Numerical Example: Sequencer Flow

Let’s continue the numerical example we have been using throughout this document.

The figure below indicates the current \(\texttt{L1GasPrice}\) at the top of the timeline, while the associated \(\texttt{GasPriceSuggested}\) is below the timeline.

\[ \texttt{GasPriceSuggested} = 0.15 \cdot \texttt{L1GasPrice} \]

at the time of sequencing the transaction.

Recall how we previously ended up computing the \(\texttt{BreakEvenGasPriceRPC}\) of \(2.52\ \texttt{GWei/Gas}\).

Figure:

  1. Suppose the user signed a gas price of \(3.3\ \texttt{GWei/Gas}\). According to the above figure, the network recommends a gas price of \(3\) at the time of transaction sequencing, which corresponds to an L1 gas price of \(20\). This results in an \(\texttt{EEGP}\) of

    \[ \texttt{EEGP} = 2.722\ \texttt{GWei/Gas} \]

    where the \(10\%\) increase attributed to prioritization carried out by \(\texttt{PriorityRatio}\) set at \(0.1\).

  2. Since the signed gas price is bigger than the estimated effective gas price,

    \[ \texttt{SignedGasPrice} = 3.3 > 2.772 = \texttt{EEGP} \]

    we execute the transaction using the current and correct state and the computed \(\texttt{EEGP}\) in order to obtain an accurate measure of the gas used, which we call \(\texttt{GasUsedNew}\).

    Suppose that, in this case, we obtain

    \[ \texttt{GasUsedNew} = 95,000\ \texttt{Gas} \]

    which is bigger than the estimated gas of \(60,000\) at the RPC pre-execution.

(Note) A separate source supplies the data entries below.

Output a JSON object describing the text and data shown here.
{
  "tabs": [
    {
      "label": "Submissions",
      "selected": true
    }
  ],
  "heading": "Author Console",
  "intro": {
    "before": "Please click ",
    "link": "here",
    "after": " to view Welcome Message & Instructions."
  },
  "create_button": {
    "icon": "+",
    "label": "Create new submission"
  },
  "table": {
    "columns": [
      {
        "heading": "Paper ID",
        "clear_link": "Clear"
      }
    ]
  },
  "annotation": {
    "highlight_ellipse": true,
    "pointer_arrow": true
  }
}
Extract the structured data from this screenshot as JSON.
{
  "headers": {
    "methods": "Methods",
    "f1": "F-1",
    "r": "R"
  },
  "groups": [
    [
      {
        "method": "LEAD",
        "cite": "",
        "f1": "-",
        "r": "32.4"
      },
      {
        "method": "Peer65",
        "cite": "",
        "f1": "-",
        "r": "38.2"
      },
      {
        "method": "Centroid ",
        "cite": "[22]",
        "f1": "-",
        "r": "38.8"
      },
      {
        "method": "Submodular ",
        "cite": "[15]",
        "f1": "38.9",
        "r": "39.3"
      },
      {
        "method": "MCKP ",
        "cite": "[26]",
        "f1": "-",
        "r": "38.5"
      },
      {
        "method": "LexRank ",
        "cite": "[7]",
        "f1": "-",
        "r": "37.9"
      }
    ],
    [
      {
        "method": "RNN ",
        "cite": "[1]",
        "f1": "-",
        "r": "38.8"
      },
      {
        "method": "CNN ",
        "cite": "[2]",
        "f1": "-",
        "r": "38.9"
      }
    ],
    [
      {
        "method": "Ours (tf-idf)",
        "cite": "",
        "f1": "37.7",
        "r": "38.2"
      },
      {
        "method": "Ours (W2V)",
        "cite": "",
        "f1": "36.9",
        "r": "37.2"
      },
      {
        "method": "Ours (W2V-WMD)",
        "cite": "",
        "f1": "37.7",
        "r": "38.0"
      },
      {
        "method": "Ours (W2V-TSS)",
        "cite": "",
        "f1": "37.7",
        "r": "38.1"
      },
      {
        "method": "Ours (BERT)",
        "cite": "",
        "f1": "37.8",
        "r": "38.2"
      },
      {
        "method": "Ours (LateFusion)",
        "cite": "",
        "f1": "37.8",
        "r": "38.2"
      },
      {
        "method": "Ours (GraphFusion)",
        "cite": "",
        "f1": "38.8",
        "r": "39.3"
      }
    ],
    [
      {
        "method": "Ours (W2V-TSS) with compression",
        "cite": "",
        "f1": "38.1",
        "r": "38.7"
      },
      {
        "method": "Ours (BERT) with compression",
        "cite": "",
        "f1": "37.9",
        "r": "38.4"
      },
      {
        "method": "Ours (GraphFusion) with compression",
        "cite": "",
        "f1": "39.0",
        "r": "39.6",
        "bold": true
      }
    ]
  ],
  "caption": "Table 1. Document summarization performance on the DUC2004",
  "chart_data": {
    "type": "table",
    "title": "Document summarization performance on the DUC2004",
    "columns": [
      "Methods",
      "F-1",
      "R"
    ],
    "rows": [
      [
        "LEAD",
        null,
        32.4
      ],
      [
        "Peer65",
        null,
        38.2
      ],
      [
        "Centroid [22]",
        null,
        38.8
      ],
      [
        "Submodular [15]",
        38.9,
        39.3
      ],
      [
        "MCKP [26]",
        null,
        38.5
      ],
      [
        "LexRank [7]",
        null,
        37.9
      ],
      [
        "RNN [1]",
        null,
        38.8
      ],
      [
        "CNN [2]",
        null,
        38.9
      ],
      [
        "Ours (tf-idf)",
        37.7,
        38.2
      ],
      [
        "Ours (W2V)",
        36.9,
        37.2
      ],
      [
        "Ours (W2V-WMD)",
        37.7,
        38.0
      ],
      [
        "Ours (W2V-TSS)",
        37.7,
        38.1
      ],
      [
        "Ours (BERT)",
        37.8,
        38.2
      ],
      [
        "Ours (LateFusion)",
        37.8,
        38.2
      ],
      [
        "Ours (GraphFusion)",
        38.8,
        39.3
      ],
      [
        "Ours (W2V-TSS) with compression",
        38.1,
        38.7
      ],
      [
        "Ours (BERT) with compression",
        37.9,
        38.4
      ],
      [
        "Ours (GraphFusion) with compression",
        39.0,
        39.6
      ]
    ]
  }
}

  3. By using \(\texttt{GasUsedNew}\), we can compute and adjusted effective gas price called \(\texttt{NEGP}\) as follows:

    \[ \texttt{TxCostNew} = (200 · 16 + 100 · 4) · 20 + 95,000 · 20 · 0.04 = 148,000 \ \texttt{GWei} \]
    \[ \texttt{BreakEvenGasPriceNew} = \frac{148, 000}{95, 000} · 1.2 = 1.869\ \texttt{GWei/Gas} \]
    \[ \texttt{NEGP} = 1.869 · 1.1 = 2.056\ \texttt{GWei/Gas} \]

    Observe that the transaction cost is way higher than the estimated one of \(126,000\) even when the L1 Gas Price has decreased from 21 to 20 due to a huge increase in Gas.

  4. Observe that there is a significative deviation between both effective gas prices:

    \[ \frac{|\texttt{NEGP} − \texttt{EEGP}|}{\texttt{EEGP}} \cdot 100 = 25.82 > 10 \]

    This deviation penalizes the user a lot since

    \[ \texttt{SignedGasPrice}\ = 3.3 > 2.52 =\ \texttt{EEGP} ≫ 2.056 =\ \texttt{NEGP} \]

    So we try to charge \(\texttt{NEGP}\) to the user to further adjust the gas price.

  5. In this case, suppose that the transaction does not have neither \(\texttt{GASPRICE}\) nor \(\texttt{BALANCE}\) from the source address opcodes, so we execute the transaction with

    \[ \texttt{GasPriceFinal} = \texttt{NEGP} = 2.056\ \texttt{GWei/Gas} \]

    Observe that \(\texttt{GasUsedFinal}\) should be the same as \(\texttt{GasUsedNew} = 95,000\).

    We can now compute \(\texttt{EffectivePercentage}\) and \(\texttt{EffectivePercentageByte}\) as follows:

    \[ \texttt{EffectivePercentage} = \frac{\texttt{GasPriceFinal}}{\texttt{SignedGasPrice}} = \frac{2.056}{3.3} = 0.623. \]
    \[ \texttt{EffectivePercentageByte} = \lfloor \texttt{EffectivePercentage} · 256 \rfloor − 1 = 158 \]

    Observe that the user has been charged \(62.3\%\) of the gas price they signed at the time of sending the transaction.


  1. Recall that the transaction can be rejected due to other checks explained before.